The important thing is to remove the thick waxy skins on these green chiles. You can do that by fire roasting the peppers over an open flame like a gas stove. Or you can do this in oven under the broiler. Another option would be do this on a grill outside!. So many options. Place the peppers over the flame and let the skins bubble and turn black, turning as needed to get all the sides. Let the peppers cool enough to touch then slide the blackened skins off of the pepper. They should remove pretty easily, if you find that little pieces are getting everywhere, trying peeling them under slowly running water faucet. This should help!
Remove stems and seeds and chop the peppers and set aside.
The Best Green Chili Enchiladas
One day I will go back and try to figure out a way to make enchiladas look pretty. All I can say is that these are soooo good! When it comes to enchiladas, the cheesier the better, right!?!What makes these so good is the sour cream and fire roasted green chilies sauce. It all comes together for a delicious meal.
I tried using both shredded chicken and shredded pork. The pork was a smoked pork shoulder that BMW had made. I really enjoyed both to be honest! The pork was certainly higher in fat and gave the enchiladas a richer, more decadent flavor. The shredded chicken breast was also delicious and a little lighter in flavor. Both work really well in this recipe!
Tips for Making Enchiladas
You can blend this sauce right in the pot if you use an immersion blender. This is the method I used. You can also move the sauce to a blender and blend until smooth. I love my large casserole dish for this recipe. It also cleans soooo easily. The baked on cheese literally just wipes right off.

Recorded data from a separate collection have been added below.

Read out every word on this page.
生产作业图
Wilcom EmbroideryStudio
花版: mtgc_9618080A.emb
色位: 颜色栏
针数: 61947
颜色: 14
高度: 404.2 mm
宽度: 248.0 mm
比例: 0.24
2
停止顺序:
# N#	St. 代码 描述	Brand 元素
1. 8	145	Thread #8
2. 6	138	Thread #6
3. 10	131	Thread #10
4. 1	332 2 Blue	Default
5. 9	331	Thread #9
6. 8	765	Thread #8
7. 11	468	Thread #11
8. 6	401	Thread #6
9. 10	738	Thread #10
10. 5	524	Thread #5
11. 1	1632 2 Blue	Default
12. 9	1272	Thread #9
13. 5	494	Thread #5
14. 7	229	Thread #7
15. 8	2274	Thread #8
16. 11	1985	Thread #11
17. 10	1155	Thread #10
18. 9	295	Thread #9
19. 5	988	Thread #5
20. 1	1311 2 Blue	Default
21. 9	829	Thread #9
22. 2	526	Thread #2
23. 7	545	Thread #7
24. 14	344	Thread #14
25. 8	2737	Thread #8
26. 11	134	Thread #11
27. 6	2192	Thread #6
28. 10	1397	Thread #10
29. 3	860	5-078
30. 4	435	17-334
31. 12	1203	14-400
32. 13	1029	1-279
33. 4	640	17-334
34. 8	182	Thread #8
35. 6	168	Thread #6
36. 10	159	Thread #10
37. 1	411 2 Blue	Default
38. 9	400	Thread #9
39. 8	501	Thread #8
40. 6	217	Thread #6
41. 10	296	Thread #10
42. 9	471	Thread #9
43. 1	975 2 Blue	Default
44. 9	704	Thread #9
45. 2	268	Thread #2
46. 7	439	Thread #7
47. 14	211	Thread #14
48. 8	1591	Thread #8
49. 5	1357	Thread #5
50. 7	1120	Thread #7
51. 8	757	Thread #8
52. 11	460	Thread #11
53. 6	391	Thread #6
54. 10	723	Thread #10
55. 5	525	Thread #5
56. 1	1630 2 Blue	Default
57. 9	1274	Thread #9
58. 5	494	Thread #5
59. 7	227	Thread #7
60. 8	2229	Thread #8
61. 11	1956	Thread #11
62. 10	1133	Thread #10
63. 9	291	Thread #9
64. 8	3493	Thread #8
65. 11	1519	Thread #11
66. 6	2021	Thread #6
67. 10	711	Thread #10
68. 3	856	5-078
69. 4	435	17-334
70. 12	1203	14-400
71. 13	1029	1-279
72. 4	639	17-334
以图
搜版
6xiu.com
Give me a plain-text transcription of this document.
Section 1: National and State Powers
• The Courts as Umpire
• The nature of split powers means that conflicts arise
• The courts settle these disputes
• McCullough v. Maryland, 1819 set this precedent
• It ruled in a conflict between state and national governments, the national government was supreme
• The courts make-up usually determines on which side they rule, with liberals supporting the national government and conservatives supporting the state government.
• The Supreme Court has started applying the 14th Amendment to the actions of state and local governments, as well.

The traditional version of enchiladas requires frying the corn tortillas so they are pliable enough to roll. I found that while the gently fried tortillas were easier to roll, they still tore some of the time. I found no difference in taste in the final product. If the thought of rolling tortillas only to have them tear makes you mad, try layer the tortillas and filling like you would in a lasagna. These are called “flat” enchiladas and are just as delicious!
I used heavy cream and sour cream in my recipe for a slightly thinner sauce. If you prefer thicker, you can substitute additional sour cream for the heavy cream in the sauce.
Green Chili Enchiladas
Ingredients
Green Chili Enchilada Sauce
- 1 lb Green Chiles like Hatch or Poblano
- 2 cups Low Sodium Vegetable or Chicken Broth
- 1 cup white onion chopped, approx 1 onion
- 5 cloves garlic minced or pressed
- 2 tbsp kosher salt reduce by half if using table salt
- 1 tbsp ground coriander
- 1 tbsp ground cumin
- 1 tbsp olive oil
- 1/2 cup heavy cream
- 4 oz sour cream
- 1 bunch fresh cilantro
Filling
- 1 lb shredded pork or chicken
- 1 cup white onion chopped, approx 1 onion
- 3 cups shredded Monterrey Jack Cheese divided for filling and topping
- 12 corn tortillas
- 4 tbsp vegetable or other frying oil optional*
Instructions
- Begin by roasting chiles over open flame such as gas stove top until blackened. Alternatively, you can do this in the oven broiler rotating chiles until all sides are blackened. Let chiles cool enough to touch then peel burnt skins off. Remove tops and seeds and chop peppers.
- In a large pot, add olive oil, garlic, 1 cup onion and salt over medium heat until fragrant and onions are translucent, about 3-5 minutes. Add cumin and coriander, stirring until sticky, about 1-2 minutes. Add chopped chilies and broth, bring to a boil, then reduce to simmer and cover for 15 minutes. Add in fresh cilantro and stir until wilted. Using an immersion blender, blend sauce until smooth. Alternatively, you can move sauce to blender and blend until smooth and return to pot. Remove heat and stir in heavy cream and sour cream until combined. Add salt to taste.
- OPTIONAL: Fry corn tortillas for about 10 seconds each until slightly golden and pliable. This can help the tortillas not to tear and break while rolling. I've tried both frying and not frying tortillas and honestly, I cannot tell a difference taste-wise although the frying can help when rolling.
- In a large casserole dish, spread 2-3 tablespoons of sauce on bottom. In a bowl, combine shredded chicken or pork with 1 cup chopped onion and 1 cup shredded cheese and toss together. Fill tortillas one at a time with filling and roll and place into casserole dish. Then cover with remaining sauce and top with 2 cup shredded cheese. Cover and bake for 20 minutes at 350°F. Remove cover and broil for 5 minutes until cheese is bubbling and slightly brown. Enjoy while hot!